The company's 3-year construction timeline was put into doubt following a May 15 ruling from a federal judge in Montana that cancelled a key permit from the US Army Corps of Engineers. The permit is needed to build the line across hundreds of streams, wetlands and other water bodies along its route.



The ruling affected all new oil and gas pipeline construction and was appealed by the Trump administration and TC Energy. The work in South Dakota began amid high tensions between South Dakota Governor and 2 Native American tribes that have been outspoken opponents of the pipeline.

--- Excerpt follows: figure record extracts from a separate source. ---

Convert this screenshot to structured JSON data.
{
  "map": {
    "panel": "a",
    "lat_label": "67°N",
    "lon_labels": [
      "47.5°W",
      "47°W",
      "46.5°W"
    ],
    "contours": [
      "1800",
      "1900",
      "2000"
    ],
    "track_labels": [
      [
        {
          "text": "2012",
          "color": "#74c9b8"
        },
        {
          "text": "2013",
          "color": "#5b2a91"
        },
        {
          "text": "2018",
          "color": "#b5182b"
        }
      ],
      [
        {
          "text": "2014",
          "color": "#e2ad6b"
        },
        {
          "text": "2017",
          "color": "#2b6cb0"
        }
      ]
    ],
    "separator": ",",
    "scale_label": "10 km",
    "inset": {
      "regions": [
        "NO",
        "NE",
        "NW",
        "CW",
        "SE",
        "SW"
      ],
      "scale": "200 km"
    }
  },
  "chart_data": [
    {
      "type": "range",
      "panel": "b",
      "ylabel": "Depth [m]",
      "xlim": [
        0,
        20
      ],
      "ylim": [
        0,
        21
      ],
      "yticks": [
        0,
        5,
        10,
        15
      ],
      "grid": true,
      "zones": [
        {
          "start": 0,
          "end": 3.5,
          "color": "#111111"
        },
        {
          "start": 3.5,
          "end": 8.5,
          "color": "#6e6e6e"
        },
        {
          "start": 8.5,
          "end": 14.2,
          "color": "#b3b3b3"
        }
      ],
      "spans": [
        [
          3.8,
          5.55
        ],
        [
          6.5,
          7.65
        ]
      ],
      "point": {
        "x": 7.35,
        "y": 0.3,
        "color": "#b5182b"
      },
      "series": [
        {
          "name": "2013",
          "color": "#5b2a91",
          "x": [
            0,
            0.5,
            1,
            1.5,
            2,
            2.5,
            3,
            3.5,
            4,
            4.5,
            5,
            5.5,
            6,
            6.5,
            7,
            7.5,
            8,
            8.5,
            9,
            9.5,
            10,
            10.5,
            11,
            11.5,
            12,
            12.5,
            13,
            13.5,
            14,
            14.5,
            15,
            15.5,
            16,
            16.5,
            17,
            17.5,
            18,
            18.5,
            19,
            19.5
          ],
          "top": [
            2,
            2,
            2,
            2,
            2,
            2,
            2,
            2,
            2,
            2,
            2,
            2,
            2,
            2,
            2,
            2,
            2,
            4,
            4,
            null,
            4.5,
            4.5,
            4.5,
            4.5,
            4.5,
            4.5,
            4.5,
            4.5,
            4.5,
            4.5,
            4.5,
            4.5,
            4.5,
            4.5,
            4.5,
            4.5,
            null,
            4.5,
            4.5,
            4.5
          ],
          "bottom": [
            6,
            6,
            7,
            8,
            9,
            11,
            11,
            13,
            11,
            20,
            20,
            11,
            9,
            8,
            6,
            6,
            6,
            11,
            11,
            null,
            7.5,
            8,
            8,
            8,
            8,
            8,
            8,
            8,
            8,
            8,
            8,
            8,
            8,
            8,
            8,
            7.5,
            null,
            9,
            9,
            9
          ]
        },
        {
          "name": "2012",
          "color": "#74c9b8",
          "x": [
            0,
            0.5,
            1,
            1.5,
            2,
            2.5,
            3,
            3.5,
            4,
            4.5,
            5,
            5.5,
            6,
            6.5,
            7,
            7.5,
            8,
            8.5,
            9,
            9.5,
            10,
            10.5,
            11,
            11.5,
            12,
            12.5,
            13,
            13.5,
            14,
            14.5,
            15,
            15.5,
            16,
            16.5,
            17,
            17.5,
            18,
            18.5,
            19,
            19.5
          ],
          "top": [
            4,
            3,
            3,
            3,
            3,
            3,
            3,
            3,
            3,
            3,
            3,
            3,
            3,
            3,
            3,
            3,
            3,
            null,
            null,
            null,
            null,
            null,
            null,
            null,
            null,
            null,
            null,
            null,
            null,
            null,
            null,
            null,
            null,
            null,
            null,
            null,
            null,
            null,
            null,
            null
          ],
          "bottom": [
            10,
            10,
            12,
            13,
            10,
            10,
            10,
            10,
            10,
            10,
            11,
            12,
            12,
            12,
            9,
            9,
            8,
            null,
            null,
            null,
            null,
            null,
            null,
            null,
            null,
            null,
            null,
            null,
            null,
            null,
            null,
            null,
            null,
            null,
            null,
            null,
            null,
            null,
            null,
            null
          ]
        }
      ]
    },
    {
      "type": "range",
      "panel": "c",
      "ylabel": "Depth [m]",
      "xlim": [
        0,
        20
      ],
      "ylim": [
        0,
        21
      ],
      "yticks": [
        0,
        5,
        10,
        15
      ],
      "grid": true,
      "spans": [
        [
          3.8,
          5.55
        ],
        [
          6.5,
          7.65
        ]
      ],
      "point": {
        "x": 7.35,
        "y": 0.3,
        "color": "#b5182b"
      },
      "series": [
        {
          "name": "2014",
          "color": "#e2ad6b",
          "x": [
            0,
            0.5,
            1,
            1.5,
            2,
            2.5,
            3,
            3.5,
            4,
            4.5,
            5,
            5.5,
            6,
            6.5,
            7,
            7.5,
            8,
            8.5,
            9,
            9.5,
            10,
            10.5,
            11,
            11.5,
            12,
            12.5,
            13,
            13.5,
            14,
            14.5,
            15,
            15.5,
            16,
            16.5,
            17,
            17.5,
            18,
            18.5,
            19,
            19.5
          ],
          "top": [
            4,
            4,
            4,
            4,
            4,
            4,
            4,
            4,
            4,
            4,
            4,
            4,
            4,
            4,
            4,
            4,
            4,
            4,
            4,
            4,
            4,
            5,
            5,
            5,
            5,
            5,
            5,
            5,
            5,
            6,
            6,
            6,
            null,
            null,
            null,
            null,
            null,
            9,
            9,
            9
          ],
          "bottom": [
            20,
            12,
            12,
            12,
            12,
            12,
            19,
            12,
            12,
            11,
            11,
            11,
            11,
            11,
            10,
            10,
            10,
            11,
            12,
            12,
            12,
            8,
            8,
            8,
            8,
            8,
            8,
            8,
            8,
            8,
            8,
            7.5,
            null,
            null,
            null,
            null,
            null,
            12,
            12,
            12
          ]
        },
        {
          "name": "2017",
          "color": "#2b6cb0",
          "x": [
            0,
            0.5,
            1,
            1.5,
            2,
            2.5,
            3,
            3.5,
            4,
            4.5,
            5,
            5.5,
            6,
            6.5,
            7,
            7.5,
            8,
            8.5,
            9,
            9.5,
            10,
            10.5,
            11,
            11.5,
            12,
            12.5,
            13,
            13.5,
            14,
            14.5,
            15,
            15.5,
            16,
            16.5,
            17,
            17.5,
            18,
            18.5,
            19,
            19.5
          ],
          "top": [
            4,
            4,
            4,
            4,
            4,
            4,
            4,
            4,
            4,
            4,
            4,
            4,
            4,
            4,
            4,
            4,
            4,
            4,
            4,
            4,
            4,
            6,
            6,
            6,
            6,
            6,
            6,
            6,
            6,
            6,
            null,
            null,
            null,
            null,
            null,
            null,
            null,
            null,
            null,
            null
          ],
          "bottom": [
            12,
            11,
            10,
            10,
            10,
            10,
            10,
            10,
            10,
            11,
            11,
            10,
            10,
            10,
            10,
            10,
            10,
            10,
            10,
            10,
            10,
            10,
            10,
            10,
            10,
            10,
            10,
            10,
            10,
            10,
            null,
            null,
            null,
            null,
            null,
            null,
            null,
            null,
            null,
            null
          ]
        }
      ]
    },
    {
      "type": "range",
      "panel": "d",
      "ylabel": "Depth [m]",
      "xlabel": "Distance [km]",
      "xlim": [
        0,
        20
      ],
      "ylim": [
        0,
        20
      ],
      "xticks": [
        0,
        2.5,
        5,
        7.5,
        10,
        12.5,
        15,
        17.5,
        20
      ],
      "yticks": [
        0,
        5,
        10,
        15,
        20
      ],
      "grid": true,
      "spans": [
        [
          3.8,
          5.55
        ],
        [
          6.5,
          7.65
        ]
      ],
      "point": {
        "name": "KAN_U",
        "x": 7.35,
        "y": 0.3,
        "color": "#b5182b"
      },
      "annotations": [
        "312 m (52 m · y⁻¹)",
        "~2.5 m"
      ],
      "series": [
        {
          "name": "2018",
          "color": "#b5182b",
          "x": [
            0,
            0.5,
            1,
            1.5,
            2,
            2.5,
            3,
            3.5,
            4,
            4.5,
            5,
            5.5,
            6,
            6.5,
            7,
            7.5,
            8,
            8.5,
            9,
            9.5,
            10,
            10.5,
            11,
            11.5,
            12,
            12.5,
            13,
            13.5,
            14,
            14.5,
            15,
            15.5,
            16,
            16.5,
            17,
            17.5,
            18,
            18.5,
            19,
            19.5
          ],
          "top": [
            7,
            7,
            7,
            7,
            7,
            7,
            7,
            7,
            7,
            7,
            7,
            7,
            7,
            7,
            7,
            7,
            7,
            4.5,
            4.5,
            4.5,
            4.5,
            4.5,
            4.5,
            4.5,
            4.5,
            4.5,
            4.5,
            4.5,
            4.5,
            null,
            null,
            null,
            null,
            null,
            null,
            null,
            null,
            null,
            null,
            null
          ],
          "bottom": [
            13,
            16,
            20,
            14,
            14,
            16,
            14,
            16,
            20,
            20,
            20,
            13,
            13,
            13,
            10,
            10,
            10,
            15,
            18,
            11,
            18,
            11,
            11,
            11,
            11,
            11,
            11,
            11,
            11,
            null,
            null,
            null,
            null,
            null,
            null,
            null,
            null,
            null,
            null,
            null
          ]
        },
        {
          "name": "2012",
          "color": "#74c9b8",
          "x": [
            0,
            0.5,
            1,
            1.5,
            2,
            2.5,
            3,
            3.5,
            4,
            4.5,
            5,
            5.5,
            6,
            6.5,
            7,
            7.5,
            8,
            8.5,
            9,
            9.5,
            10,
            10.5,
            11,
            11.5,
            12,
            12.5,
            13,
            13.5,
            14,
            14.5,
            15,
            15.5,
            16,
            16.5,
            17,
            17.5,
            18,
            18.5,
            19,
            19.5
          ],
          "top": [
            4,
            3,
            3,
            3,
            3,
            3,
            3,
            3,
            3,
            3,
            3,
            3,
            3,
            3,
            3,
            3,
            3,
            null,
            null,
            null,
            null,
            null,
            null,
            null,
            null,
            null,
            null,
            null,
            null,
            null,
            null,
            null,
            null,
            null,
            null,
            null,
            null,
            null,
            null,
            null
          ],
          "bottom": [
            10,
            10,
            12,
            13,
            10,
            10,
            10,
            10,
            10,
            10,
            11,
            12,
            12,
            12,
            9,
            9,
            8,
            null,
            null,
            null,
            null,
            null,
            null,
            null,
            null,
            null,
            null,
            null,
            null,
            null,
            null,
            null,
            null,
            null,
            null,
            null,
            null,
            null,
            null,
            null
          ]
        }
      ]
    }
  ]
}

The governor is trying to force 2 tribes - the Cheyenne River Sioux Tribes and the Oglala Sioux Tribe - to remove coronavirus checkpoints they have set up on federal and state highways in an attempt to keep infections away from their reservations. The highways that the Cheyenne River Sioux Tribes are monitoring connect to several potential construction sites of the proposed pipeline route, which skirts tribal lands.

Members of several tribes in Montana and North Dakota traveled to the border crossing for a small protest against the pipeline earlier this month.
Large protests against Keystone XL had been anticipated following the months-long protests, sometimes violent, against another oil pipeline project several years ago near the Standing Rock Sioux Reservation on the North Dakota-South Dakota state line.